Cecilia Beaux, Lessons from Lithography

Lithograph of fossilized bones
by Cecilia Beaux

Cecilia Beaux wrote: "My uncle took me, one fine spring morning, to a lithographing establishment in order that I might see the process of printing. There were floors full of printing presses in action. The great stones lay in them, sliding back and forth to receive contact with the ink rollers. Many of the the stones were five inches thick, two feet by one and a half in horizontal dimensions. In the surface I now saw the beautiful quality of line I had always wondered at, fully accounted for. 

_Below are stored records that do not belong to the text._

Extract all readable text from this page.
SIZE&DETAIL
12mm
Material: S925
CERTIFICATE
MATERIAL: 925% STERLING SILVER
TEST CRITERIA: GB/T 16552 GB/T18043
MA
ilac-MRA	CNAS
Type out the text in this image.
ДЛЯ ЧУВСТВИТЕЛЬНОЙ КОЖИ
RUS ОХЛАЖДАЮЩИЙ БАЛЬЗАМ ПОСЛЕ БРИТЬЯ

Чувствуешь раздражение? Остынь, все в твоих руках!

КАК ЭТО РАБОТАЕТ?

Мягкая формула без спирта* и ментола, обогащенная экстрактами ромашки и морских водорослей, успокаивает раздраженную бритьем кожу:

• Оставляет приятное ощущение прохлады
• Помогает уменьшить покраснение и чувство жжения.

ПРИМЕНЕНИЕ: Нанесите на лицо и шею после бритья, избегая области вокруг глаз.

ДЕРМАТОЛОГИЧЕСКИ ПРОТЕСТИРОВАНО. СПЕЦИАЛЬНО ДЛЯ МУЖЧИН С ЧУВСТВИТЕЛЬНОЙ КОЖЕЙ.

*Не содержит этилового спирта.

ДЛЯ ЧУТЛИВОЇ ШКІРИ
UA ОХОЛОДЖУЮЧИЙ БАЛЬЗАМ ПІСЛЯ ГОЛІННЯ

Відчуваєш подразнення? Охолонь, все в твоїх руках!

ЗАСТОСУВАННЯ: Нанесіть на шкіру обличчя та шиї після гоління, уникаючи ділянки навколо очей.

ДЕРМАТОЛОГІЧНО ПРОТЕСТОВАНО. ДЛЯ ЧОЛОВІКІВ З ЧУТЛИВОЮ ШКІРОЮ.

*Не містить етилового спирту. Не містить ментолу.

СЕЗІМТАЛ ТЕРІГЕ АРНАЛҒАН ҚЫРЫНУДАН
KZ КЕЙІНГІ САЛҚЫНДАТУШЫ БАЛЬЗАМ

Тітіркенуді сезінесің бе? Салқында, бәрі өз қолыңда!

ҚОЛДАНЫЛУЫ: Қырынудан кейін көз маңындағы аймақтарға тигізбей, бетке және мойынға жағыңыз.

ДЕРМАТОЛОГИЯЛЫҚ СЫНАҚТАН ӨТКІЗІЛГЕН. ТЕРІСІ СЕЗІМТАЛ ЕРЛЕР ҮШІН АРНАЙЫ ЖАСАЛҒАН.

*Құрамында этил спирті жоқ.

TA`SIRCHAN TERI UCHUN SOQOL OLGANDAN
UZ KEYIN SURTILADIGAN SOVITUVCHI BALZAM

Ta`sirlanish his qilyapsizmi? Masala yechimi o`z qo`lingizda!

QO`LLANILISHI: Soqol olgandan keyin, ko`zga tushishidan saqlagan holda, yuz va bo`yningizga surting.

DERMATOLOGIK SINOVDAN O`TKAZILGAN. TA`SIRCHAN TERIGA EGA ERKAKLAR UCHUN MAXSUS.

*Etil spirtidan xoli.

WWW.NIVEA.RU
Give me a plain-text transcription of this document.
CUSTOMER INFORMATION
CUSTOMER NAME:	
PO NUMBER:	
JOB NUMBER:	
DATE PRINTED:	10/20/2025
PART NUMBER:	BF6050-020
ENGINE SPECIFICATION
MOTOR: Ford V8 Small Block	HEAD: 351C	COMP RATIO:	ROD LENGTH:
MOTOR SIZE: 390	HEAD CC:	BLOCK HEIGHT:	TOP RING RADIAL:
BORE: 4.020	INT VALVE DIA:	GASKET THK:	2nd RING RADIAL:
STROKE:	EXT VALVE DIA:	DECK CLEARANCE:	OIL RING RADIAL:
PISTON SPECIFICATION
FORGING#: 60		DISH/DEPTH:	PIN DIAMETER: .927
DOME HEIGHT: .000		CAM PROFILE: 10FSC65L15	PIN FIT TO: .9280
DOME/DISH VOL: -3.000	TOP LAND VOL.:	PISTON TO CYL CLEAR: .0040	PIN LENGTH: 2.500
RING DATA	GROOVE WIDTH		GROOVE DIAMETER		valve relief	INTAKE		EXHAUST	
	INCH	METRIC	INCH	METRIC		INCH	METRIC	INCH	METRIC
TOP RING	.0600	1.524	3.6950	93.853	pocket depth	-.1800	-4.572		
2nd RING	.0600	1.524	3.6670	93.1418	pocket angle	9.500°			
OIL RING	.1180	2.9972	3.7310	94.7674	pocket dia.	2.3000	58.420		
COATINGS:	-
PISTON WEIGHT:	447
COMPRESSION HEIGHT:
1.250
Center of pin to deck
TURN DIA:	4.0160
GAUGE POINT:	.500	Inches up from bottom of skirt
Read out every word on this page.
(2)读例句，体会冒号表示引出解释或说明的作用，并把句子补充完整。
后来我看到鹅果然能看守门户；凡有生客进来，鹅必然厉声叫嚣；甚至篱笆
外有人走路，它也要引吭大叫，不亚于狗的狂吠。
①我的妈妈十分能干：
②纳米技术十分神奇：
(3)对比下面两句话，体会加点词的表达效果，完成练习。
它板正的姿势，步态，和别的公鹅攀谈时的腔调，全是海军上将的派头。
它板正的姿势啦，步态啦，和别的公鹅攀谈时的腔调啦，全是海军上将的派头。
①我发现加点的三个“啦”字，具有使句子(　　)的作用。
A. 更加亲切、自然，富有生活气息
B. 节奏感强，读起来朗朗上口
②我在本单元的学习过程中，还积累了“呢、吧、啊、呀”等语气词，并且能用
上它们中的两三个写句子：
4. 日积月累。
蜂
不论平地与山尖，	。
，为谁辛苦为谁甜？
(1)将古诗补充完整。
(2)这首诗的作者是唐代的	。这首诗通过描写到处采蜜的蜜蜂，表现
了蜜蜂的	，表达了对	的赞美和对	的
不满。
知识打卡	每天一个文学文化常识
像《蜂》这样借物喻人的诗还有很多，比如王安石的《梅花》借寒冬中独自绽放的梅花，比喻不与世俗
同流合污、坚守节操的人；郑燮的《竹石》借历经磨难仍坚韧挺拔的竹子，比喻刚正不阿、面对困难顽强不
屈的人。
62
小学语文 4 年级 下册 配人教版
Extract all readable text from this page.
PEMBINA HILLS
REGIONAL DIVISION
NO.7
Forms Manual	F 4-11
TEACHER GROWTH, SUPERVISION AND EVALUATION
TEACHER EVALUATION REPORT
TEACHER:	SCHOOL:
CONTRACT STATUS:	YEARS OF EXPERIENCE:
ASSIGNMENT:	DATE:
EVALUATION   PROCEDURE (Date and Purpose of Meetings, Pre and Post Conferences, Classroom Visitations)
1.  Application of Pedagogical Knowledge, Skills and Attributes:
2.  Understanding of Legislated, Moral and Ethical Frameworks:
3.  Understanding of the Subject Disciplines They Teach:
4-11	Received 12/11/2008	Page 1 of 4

Mr. S., the manager, asked if I would like to draw a head on the stone and sent one to our house, on which I drew the head of a young actress from a photograph. It was printed and used as an advertisement. 

I received another consignment from him which was a group of small fossils, palaeontological specimens. If successful, the plates were to be included in the Report of a Geological Survey of many volumes. I was expected to define and develop the fossils, making the forms more clear and accenting special parts. I sat by a window where there was a steady north light, and under this tiny cavities and prominences became what might have been craters and mountains in the moon. 

My grandmother understood perfectly the high degree of concentration the stone required, and took part in the struggle. She devoted all her mornings to giving me the greatest assistance possible. In her clear, quiet voice, she read aloud untiringly, and never allowed interruption except when I got up to take breath.

As my rendering of minor fossils gave satisfaction to the watchful palaeontologist behind the scenes, who was in fact no less a personage than the famous Edward D. Cope, I was next given the opportunity to draw the portrait of his first-born among fossils, and the heir to all his hopes. It was a complete specimen, the head of an extinct ass that had roamed the plains of the Far West. Next came the skull of a small camel, white and clean, nearly cleared of the rock, and as it took the light boldly, it was not very difficult.

What was to be learned in dealing with obscure and reluctant form, in almost shapeless fossils, and above all the revelation of form in natural daylight, the revealer of truth without emphasis or exaggeration, came home with a force and tenacity that only the truth can apply, and being living truth and led by Nature, hand in hand, it never grew stale and was never exhausted. Having naught to do with fashion, this approach to truth can never go out of fashion, though it may be abused and vulgarized, when it ceases to be truth.

It was not possible to realize at the time what an immense educational opportunity the stone, to a beginner in art, and the fossils, had offered, and which luckily I had the sense, or rather the intuition, to take advantage of."